I ran the same SEM model in sem
and lavaan
. I got the same parameters and, generally, very close test values, with the exception of AIC
and BIC
which were immensely different between the two packages.
The following is the resulting AIC
and BIC
from sem
:
AIC = 2913.849
BIC = -1777.617
The following is the resulting AIC
and BIC
from lavaan
:
Akaike (AIC) 37780.878
Bayesian (BIC) 38178.999
Why is there such a huge difference in these values? Are they calculated differently in each package?
edit:
Here are pieces of code on how I got such values.
In the case of package sem
, I used the following line:
options(fit.indices = c("GFI", "AGFI", "RMSEA", "NFI", "NNFI", "CFI", "RNI", "IFI", "SRMR", "AIC", "AICc", "BIC", "CAIC"))
fit = sem(mymodel, cov(mydata), nrow(mydata), data = mydata)
summary(fit)
As for the package lavaan
, the following line was used instead:
fit = sem(mymodel, data = mydata, estimator = "ML")

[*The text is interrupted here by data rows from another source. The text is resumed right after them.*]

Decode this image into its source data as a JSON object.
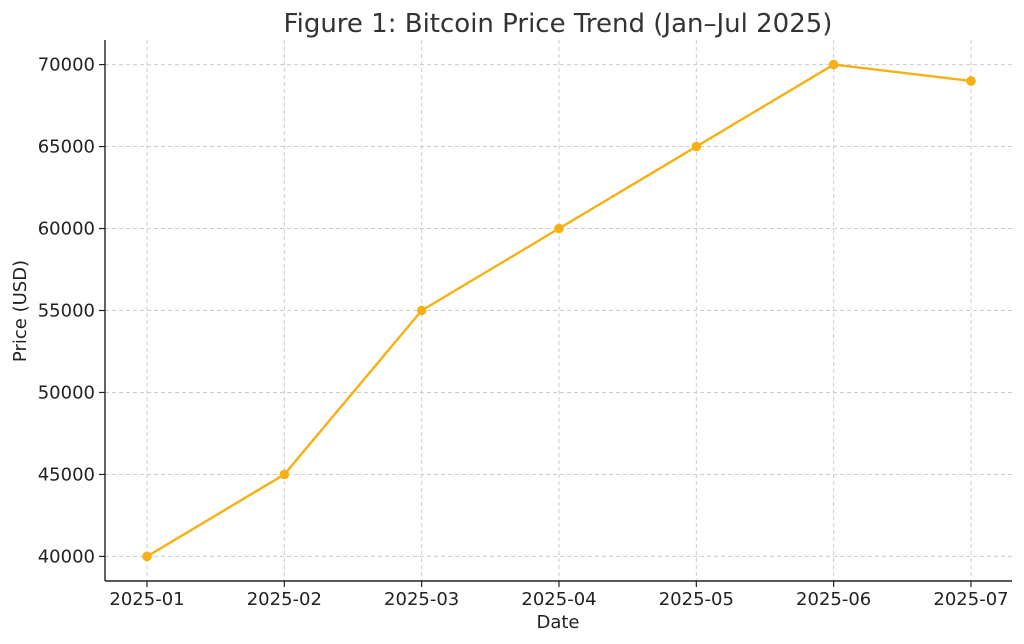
{
  "chart_data": {
    "type": "line",
    "title": "Figure 1: Bitcoin Price Trend (Jan–Jul 2025)",
    "xlabel": "Date",
    "ylabel": "Price (USD)",
    "categories": [
      "2025-01",
      "2025-02",
      "2025-03",
      "2025-04",
      "2025-05",
      "2025-06",
      "2025-07"
    ],
    "series": [
      {
        "values": [
          40000,
          45000,
          55000,
          60000,
          65000,
          70000,
          69000
        ],
        "color": "#f7b014",
        "marker": "circle"
      }
    ],
    "y_ticks": [
      40000,
      45000,
      50000,
      55000,
      60000,
      65000,
      70000
    ],
    "ylim": [
      38500,
      71500
    ],
    "grid": true,
    "legend": "none"
  }
}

summary(fit,fit.measures=TRUE)
I am using R
version 3.0.3 (2014-03-06) "Warm Puppy" (x64 version), sem
package version 3.1-3 and lavaan
package version 0.5-16 .
Best Answer
I suspected the same thing as
Stat
when I wrote my comment but I wanted to cross-check it before saying it and be sure which package does what. This is what takes place:On the one hand
lavaan
uses the classical definition of $AIC$ as $AIC = -2L(\theta) +2k$ where $k$ is your number of free parameters and $L(\theta)$ the value of the log-likelihood function at $\theta$. (I think this is the "proper" thing to do.)On the other hand
sem
one uses the approximation $AIC \approx \chi^2 + m(m + 1) - 2DF$ where $m$ is the number of variables in the model and $DF$ is the model's degrees of freedom. This is approximation omits the constant part of the log-likelihood exactly because during model comparison this part is irrelevant. It is essentially a reformulation of the residual sum of squares - based derivation of $AIC$ for Gaussian likelihoods.Both $AIC$ values should be immediately available by simply writing out the formulas shown above and replacing each variable with the realization of it in your respective model. (Model summaries have this information.)